İsmet Paşa’nın İkinci Dünya Savaşı’nda izlediği doğru, derin, uzak görüşlü, dikkatli ve sonuç alıcı siyasetine ilişkin önemli bir yazıdan alıntı yapacağız önce. Kurtul Altuğ’un bir yazısından.
Altuğ, bu yazısında İsmet Paşa’yı Hitler’e benzeten Recep Tayyip Erdoğan’a yanıt da veriyordu:
“Berlin Büyükelçisi Hüsrev Gerede tarafından İsmet Paşa’ya ulaştırılan mektuptan dün söz etmiştik. Bu mektubu kitabına alan dostum Orhan Karaveli’ye teşekkür ediyorum. Eğer Karaveli o ‘Berlin’in Yalnız Kadınları’nı ve savaş acılarını anlatan, kitabını bana ulaştırmasa ve ben de Sayın Başbakanın kürsülerde İsmet Paşa’nın Faşist diktatör Hitlere benzetmesine bu yanıtı veremeyecektim (Kaynak-Orhan Karaveli- Berlin’in Yalnız Kadınları-S-67- Doğan- egmon yayıncılık.)

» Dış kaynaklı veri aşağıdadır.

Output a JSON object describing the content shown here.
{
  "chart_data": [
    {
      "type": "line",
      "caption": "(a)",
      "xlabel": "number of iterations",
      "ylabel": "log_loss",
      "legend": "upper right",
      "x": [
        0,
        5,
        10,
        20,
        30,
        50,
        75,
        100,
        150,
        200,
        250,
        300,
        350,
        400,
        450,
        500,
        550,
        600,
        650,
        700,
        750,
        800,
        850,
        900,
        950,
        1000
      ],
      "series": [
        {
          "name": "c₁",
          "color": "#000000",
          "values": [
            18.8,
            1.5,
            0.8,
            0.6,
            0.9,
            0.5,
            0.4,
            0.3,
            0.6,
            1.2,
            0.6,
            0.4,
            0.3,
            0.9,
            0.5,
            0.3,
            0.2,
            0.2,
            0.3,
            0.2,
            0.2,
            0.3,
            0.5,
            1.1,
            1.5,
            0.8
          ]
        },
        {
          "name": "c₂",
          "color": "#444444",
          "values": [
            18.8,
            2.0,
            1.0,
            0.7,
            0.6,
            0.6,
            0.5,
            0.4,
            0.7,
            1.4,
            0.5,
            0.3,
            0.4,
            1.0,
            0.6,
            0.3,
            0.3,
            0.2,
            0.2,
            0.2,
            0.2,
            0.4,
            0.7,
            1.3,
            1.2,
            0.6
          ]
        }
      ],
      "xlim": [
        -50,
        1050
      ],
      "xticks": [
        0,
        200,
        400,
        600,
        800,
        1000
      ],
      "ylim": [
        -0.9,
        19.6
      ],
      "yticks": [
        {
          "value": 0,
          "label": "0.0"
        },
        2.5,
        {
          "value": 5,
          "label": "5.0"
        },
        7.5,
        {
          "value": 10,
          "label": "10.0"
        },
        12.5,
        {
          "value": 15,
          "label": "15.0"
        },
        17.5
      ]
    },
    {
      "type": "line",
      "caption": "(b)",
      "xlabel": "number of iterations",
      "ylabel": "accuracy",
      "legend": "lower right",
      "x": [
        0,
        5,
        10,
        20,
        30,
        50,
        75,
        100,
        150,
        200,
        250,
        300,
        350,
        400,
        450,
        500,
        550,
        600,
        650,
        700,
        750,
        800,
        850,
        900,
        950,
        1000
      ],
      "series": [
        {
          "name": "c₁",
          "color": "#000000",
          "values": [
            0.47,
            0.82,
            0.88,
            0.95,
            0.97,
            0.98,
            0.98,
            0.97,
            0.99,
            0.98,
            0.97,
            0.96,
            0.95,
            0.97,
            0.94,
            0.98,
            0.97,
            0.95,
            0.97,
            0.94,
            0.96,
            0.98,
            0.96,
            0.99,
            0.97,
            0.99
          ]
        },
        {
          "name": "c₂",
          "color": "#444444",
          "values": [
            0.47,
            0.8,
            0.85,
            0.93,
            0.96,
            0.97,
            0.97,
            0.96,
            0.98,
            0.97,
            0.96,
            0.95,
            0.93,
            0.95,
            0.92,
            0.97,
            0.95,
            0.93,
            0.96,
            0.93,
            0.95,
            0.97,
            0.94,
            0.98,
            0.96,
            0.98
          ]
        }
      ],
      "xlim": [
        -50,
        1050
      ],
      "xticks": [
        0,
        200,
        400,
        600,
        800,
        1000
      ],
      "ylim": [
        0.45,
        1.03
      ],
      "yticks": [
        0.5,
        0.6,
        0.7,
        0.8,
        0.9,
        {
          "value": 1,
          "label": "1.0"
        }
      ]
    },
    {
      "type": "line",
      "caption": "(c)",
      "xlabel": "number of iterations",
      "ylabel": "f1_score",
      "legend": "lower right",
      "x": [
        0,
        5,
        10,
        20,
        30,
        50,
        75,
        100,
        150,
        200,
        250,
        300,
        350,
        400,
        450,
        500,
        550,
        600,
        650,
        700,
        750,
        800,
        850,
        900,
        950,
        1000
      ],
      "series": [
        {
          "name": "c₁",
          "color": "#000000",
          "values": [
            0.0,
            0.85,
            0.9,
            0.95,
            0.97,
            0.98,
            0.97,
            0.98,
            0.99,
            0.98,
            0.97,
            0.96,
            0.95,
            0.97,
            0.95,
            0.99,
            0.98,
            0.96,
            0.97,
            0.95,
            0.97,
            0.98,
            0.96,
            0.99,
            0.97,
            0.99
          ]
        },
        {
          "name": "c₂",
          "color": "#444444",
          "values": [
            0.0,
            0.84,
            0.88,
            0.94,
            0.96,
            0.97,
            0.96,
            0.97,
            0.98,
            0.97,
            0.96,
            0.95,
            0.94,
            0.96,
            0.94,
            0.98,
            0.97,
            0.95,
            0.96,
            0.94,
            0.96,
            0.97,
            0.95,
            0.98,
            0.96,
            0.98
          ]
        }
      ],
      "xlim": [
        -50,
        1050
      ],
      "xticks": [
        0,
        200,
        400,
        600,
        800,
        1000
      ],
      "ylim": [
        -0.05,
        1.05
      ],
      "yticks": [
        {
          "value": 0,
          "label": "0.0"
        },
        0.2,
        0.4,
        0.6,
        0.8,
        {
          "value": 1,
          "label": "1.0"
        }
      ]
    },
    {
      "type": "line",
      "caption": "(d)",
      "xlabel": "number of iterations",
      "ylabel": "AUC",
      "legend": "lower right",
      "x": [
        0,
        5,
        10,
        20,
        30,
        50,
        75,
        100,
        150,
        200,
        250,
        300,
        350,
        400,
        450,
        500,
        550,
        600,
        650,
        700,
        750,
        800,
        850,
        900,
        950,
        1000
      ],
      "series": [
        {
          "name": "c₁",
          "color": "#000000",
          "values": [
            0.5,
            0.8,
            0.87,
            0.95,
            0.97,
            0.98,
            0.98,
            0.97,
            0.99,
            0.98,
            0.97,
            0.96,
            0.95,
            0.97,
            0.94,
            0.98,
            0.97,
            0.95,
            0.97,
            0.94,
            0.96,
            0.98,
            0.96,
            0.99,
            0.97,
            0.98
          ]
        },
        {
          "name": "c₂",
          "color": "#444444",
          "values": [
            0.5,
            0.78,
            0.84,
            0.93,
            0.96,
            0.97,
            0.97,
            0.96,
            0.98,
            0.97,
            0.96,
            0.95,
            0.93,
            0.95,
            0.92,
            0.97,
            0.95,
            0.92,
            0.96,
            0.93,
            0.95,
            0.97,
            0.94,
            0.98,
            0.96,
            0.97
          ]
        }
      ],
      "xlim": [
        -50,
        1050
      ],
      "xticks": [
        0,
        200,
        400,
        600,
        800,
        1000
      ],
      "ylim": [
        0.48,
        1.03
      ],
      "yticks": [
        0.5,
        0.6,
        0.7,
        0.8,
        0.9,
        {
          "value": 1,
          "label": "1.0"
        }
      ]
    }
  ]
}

Hitler mektupta Bulgaristan – Türkiye- Almanya arasında kurulacak bir ortaklık işaret ediyor ‘Fırsat varken bunu kabul edin ve bizim safımızda savaşa katılın. Yoksa!’ diyordu.
İsmet Paşa savaşın o yıllarında yani 1941 yılının Şubat ve Mart aylarında tehdit kokan o mektuba gerçek devlet adamlarına özgü diplomatik nezaket içinde şu yanıtı vermişti:
‘Ekselanslarının Büyükelçilik aracılığıyla bana gönderdikleri mektubu almakla onur duydum. Bu mesajı göndermek suretiyle gösterdiğiniz nezaket nedeniyle size teşekkür ederim. Mektubunuzun, Cumhuriyet hükümetine bildirdiğim içeriği hak ettiği eksiksizliğiyle incelenmiştir. Ayni cephede birlikte katıldığımız ve onuru ile acılarını gene birlikte paylaştığımız son büyük savaş ertesinde Türkiye’nin siyaseti Milli Mücadelemizin başlangıcında belirlenmiş çizgilere her zaman sadık kalmıştır. Bunlar Türk bağımsızlığının en mutlak biçimde güvence altında tutulması ve başkalarının haklarına hiçbir müdahalede bulunmaksızın barışçı bir gelişmenin sürdürülmesidir. Ekselanslarının da bildikleri gibi Türkiye’nin 1939 ilkbaharından bu yana izlediği siyasetin temelinde de aynı prensipler yer almaktadır. Türkiye, toprak bütünlüğünü ve dokunulmazlığını şu ya da bu devletler grubu arasındaki siyasi ve askeri oluşumların şekline göre değerlendiremez ve saldırıdan korunmuş olma konusundaki kutsal hakkı üzerinde herhangi bir yabancı devletin kazanacağı zafer çerçevesinde hüküm yürütülmesine izin veremez. Türkiye bu nedenle, olası her müdahaleye ulusal egemenlik alanı içinde karşı koymaya kararlıdır.”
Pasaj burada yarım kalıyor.